¿Fue aquella misma tarde en que estallaron las bombas, o fue la tarde siguiente? En todo caso, aquel mismo fin de semana. Yo había salido a recorrer las calles y había cruzado el río, hacia barrios lejanos –Carabanchel, Oporto- y ahora, cansado, quería volver al centro.
La tarde era fría y lluviosa y las calles estaban vacías, por eso me sorprendió encontrar una gran multitud que se congregaba en la plaza de Oporto, junto a la boca del metro.
Llegaban desde las calles transversales, envueltos en sus anoraks, marcando el paso con el paraguas sobre el pavimento húmedo. Al llegar a las escaleras del metro, todos se fundían en una misma corriente. Se agolpaban, encauzándose entre los dos parapetos de piedra, y bajaban las escaleras como engullidos por una cascada, igual que en esas máquinas tragaperras en las que unas monedas empujan a otras, que caen por una catarata.

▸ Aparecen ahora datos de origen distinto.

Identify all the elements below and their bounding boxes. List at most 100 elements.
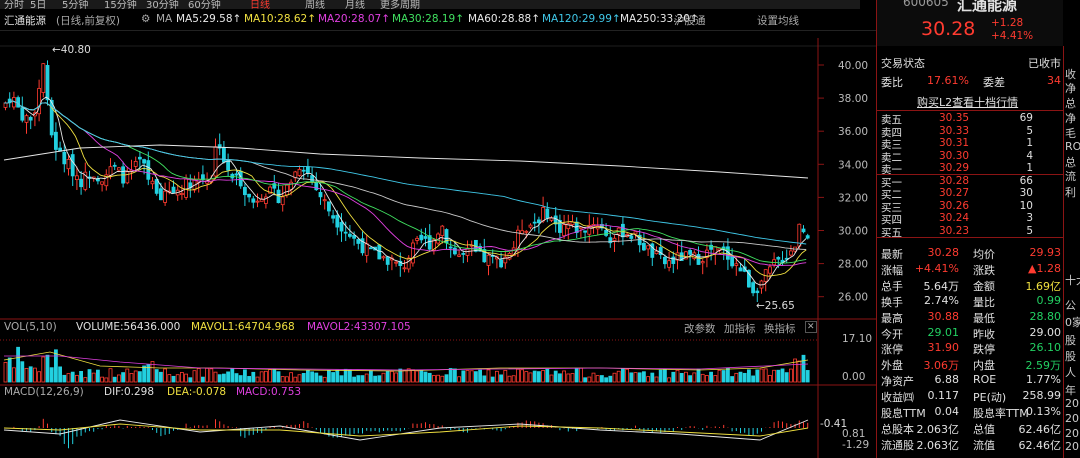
candle-body <box>482 249 487 263</box>
hk-connect-button[interactable]: 沪股通 <box>674 15 706 27</box>
volume-bar <box>137 371 142 383</box>
order-row: 买三 30.26 10 <box>877 199 1063 214</box>
candle-body <box>352 235 357 239</box>
stat-label: 净资产 <box>881 375 914 389</box>
volume-bar <box>100 376 104 383</box>
candle-body <box>709 244 713 250</box>
volume-bar <box>318 375 323 383</box>
stat-label: 股息TTM <box>881 407 926 420</box>
order-level: 买五 <box>881 226 902 239</box>
order-volume: 1 <box>1026 137 1033 149</box>
volume-bar <box>167 374 172 383</box>
close-icon[interactable]: ✕ <box>805 321 817 333</box>
vol-add-button[interactable]: 加指标 <box>724 323 756 335</box>
candle-body <box>24 115 29 123</box>
volume-bar <box>368 370 373 383</box>
volume-bar <box>797 360 802 383</box>
candle-body <box>646 245 650 250</box>
candle-body <box>751 282 755 294</box>
volume-bar <box>566 373 571 383</box>
candle-body <box>705 249 709 258</box>
gear-icon[interactable]: ⚙ <box>141 13 151 25</box>
volume-bar <box>360 375 365 383</box>
volume-bar <box>28 366 33 383</box>
volume-bar <box>574 368 579 383</box>
volume-bar <box>381 372 386 383</box>
stat-value: 1.69亿 <box>1025 279 1062 293</box>
volume-bar <box>11 367 16 383</box>
period-tab[interactable]: 月线 <box>345 0 365 9</box>
candle-body <box>356 239 361 244</box>
macd-dif: DIF:0.298 <box>104 386 155 398</box>
order-level: 卖三 <box>881 139 902 151</box>
volume-bar <box>415 370 420 383</box>
candle-body <box>679 252 684 261</box>
period-tab[interactable]: 周线 <box>305 0 325 9</box>
stat-row: 收益㈣ 0.117 PE(动) 258.99 <box>877 389 1063 404</box>
candle-body <box>335 214 340 228</box>
volume-bar <box>494 370 499 383</box>
stat-value: 0.99 <box>1036 293 1062 307</box>
period-tab[interactable]: 日线 <box>250 0 270 9</box>
stat-label: 跌停 <box>973 343 995 357</box>
volume-bar <box>805 370 810 383</box>
period-tab[interactable]: 30分钟 <box>146 0 179 9</box>
candle-body <box>524 230 529 233</box>
volume-bar <box>217 374 222 383</box>
stat-value: 3.06万 <box>923 359 960 373</box>
buy-l2-link[interactable]: 购买L2查看十档行情 <box>917 96 1019 109</box>
stat-label: ROE <box>973 373 997 387</box>
volume-bar <box>688 375 692 383</box>
edge-text: 收 <box>1065 68 1076 81</box>
volume-bar <box>389 370 394 383</box>
volume-bar <box>7 357 12 383</box>
candle-body <box>730 256 734 267</box>
stat-value: 31.90 <box>927 341 960 355</box>
volume-bar <box>499 374 504 383</box>
period-tab[interactable]: 更多周期 <box>380 0 420 9</box>
candle-body <box>696 254 701 265</box>
candle-body <box>768 266 772 274</box>
candle-body <box>558 220 562 233</box>
volume-bar <box>104 377 109 383</box>
volume-bar <box>352 376 357 383</box>
volume-bar <box>263 370 268 383</box>
vol-param-button[interactable]: 改参数 <box>684 323 716 335</box>
vol-switch-button[interactable]: 换指标 <box>764 323 796 335</box>
period-tab[interactable]: 5日 <box>30 0 47 9</box>
volume-bar <box>553 370 558 383</box>
order-price: 30.26 <box>939 199 970 212</box>
kline-chart[interactable]: 40.00 38.00 36.00 34.00 32.00 30.00 28.00 26.00… <box>0 0 876 458</box>
candle-body <box>184 178 189 198</box>
period-tab[interactable]: 60分钟 <box>188 0 221 9</box>
candle-body <box>70 154 75 177</box>
macd-bars <box>3 418 809 449</box>
ma-settings-button[interactable]: 设置均线 <box>757 15 799 27</box>
candle-body <box>251 198 256 203</box>
candle-body <box>742 266 747 272</box>
period-tab[interactable]: 分时 <box>4 0 24 9</box>
candle-body <box>448 246 453 249</box>
volume-bar <box>331 372 336 383</box>
order-ratio-row: 委比 17.61% 委差 34 <box>877 73 1063 89</box>
volume-bar <box>587 376 592 383</box>
order-volume: 66 <box>1019 174 1033 187</box>
volume-bar <box>230 368 235 383</box>
volume-bar <box>549 374 554 383</box>
edge-text: 20 <box>1065 440 1079 453</box>
macd-tick-label: 0.81 <box>842 428 865 440</box>
order-level: 买四 <box>881 214 902 226</box>
volume-bar <box>146 364 151 383</box>
volume-bar <box>738 371 743 383</box>
candle-body <box>566 223 571 230</box>
candle-body <box>503 256 508 264</box>
volume-bar <box>398 368 403 383</box>
candle-body <box>511 247 516 257</box>
period-tab[interactable]: 5分钟 <box>62 0 89 9</box>
stat-value: 26.10 <box>1029 341 1062 355</box>
candle-body <box>100 181 104 185</box>
vol-mavol2: MAVOL2:43307.105 <box>307 321 411 333</box>
volume-bar <box>633 372 638 383</box>
period-tab[interactable]: 15分钟 <box>104 0 137 9</box>
candle-body <box>675 252 680 261</box>
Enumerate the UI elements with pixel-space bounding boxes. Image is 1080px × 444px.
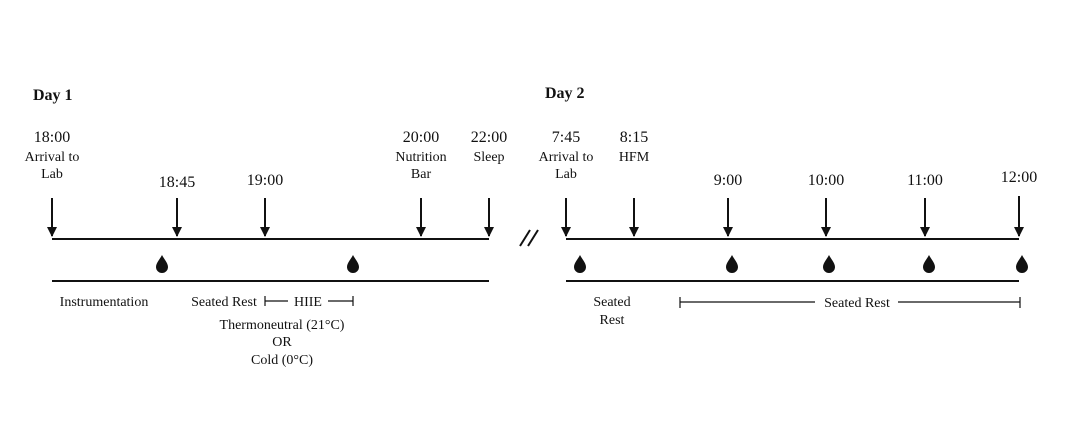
phase-label: Rest (600, 313, 625, 328)
time: 12:00 (1001, 169, 1037, 186)
event-label: Nutrition (395, 150, 446, 165)
time: 10:00 (808, 172, 844, 189)
phase-label: Instrumentation (60, 295, 149, 310)
time: 7:45 (552, 129, 580, 146)
event-label: HFM (619, 150, 650, 165)
condition: OR (272, 335, 292, 350)
event-label: Lab (555, 167, 577, 182)
time: 11:00 (907, 172, 943, 189)
event-label: Lab (41, 167, 63, 182)
phase-label: Seated Rest (824, 296, 890, 311)
phase-label: HIIE (294, 295, 322, 310)
events: 7:45 Arrival to Lab 8:15 HFM 9:00 10:00 … (539, 129, 1038, 189)
time: 18:45 (159, 174, 195, 191)
day-title: Day 2 (545, 85, 585, 102)
arrows (561, 196, 1024, 237)
phase-label: Seated (593, 295, 630, 310)
time: 20:00 (403, 129, 439, 146)
hiie-bracket (264, 296, 354, 306)
condition: Thermoneutral (21°C) (220, 318, 345, 333)
time: 18:00 (34, 129, 70, 146)
event-label: Arrival to (25, 150, 80, 165)
time: 22:00 (471, 129, 507, 146)
seated-rest-bracket (679, 297, 1021, 308)
time: 9:00 (714, 172, 742, 189)
event-label: Sleep (473, 150, 504, 165)
time: 19:00 (247, 172, 283, 189)
event-label: Bar (411, 167, 432, 182)
condition: Cold (0°C) (251, 353, 313, 368)
time: 8:15 (620, 129, 648, 146)
arrows (47, 198, 494, 237)
event-label: Arrival to (539, 150, 594, 165)
phase-label: Seated Rest (191, 295, 257, 310)
break-mark (519, 229, 539, 247)
events: 18:00 Arrival to Lab 18:45 19:00 20:00 N… (25, 129, 508, 191)
day-title: Day 1 (33, 87, 73, 104)
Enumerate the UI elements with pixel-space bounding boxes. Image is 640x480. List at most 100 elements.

Entre la multitud, era inútil intentar avanzar a mi propio paso. Avanzábamos, retrocedíamos, como en un paso de procesión, en medio de una masa compacta y fluctuante. Las voces resonaban en el vestíbulo, las caras crispadas bajo una luz ácida.
Habían abierto los tornos y se podía pasar sin billete. Los vigilantes, con sus uniformes verdes, se apoyaban en la pared de baldosas naranjas.
La muchedumbre se agolpaba en los andenes. Sentí un vahído y me apoyé en la pared curvada de azulejos, con el cuello inclinado hacia delante. En cuclillas, la espalda contra la pared, el mareo fue desapareciendo. Sonó un pitido de megafonía y una voz chillona, que resonaba en los tímpanos, retumbó a lo largo del andén. Al momento pasó sin detenerse un tren, repleto de gente, las caras pegadas a las ventanas.
Hubo un murmullo de decepción entre los
que esperábamos, apiñados. Yo me había levantado y caminaba hasta el extremo
del andén.
De pronto, sentí una mirada en medio de
la gente, unos ojos clavados en mi espalda. Cuando me volví, unos ojos
rasgados, grises, sombreados de pintura negra. Una mirada interrogativa, y
también de reconocimiento, suspendida un momento hasta que la chica bajó la
vista.
“Ahora viene otro”, dijo alguien. Una
luz apareció en el extremo negro del túnel, la gente se apiñó a mis espaldas.
Los vagones pasaron por delante reduciendo la velocidad y frente a mí se abrió
la puerta. Entré el primero y me senté. Entre las cabezas que se agolpaban vi
un momento, de perfil, el rostro de la chica hasta que desapareció al otro lado
del vagón, engullida por la masa. De nuevo la misma sensación de opresión, de
ahogo. El metro marchaba muy despacio, de pronto se detenía en un túnel entre
dos estaciones –la negrura al otro lado de las ventanillas- y la gente,
amontonada en el pasillo, contenía la respiración, las cabezas bajas, evitando
mirarse.
Así hasta que fuimos llegando al centro.
Estación tras estación, el vagón iba quedando vacío. La gente bajaba para
unirse a una manifestación que recorría las calles. Respiré. Me senté en uno de los asientos
laterales y apoyé la cabeza en la barra, empezaba a adormecerme.
Sentí que alguien me tocaba, una mano me
rozaba el pelo. Abrí los ojos y vi a la chica sentada junto a mí.
-¿Qué te ocurre? ¿Te encuentras bien?
–preguntó con un acento extranjero, que marcaba fuertemente las erres.
Había apoyado la mano en mi hombro. Me
miraba con una sonrisa forzada.
-Bien, estoy bien, no te preocupes.
-¿Seguro?
-Seguro… ¿Por qué haces esto? ¿Es por lo
que ha pasado, verdad? –le contesté secamente.
La muchacha asintió y su sonrisa se hizo
más amplia, al tiempo que comenzaba a helársele.
-La vida sigue como todos los días
–añadí lacónicamente, y al momento me sentí estúpido.
Todavía ella se quedó sentada un
momento.
–Perdona- dijo al final, volviendo a
sonreír, se levantó y se acercó a la puerta. Nos despedimos vagamente, con un
movimiento de cabeza, antes de que saliera.
Tuve un impulso de levantarme y salir
tras ella (me pareció incluso que los demás pasajeros me miraban, como
alentándome a ello), pero me quedé sentado en un segundo interminable hasta que
las puertas del vagón se cerraron con un golpe seco.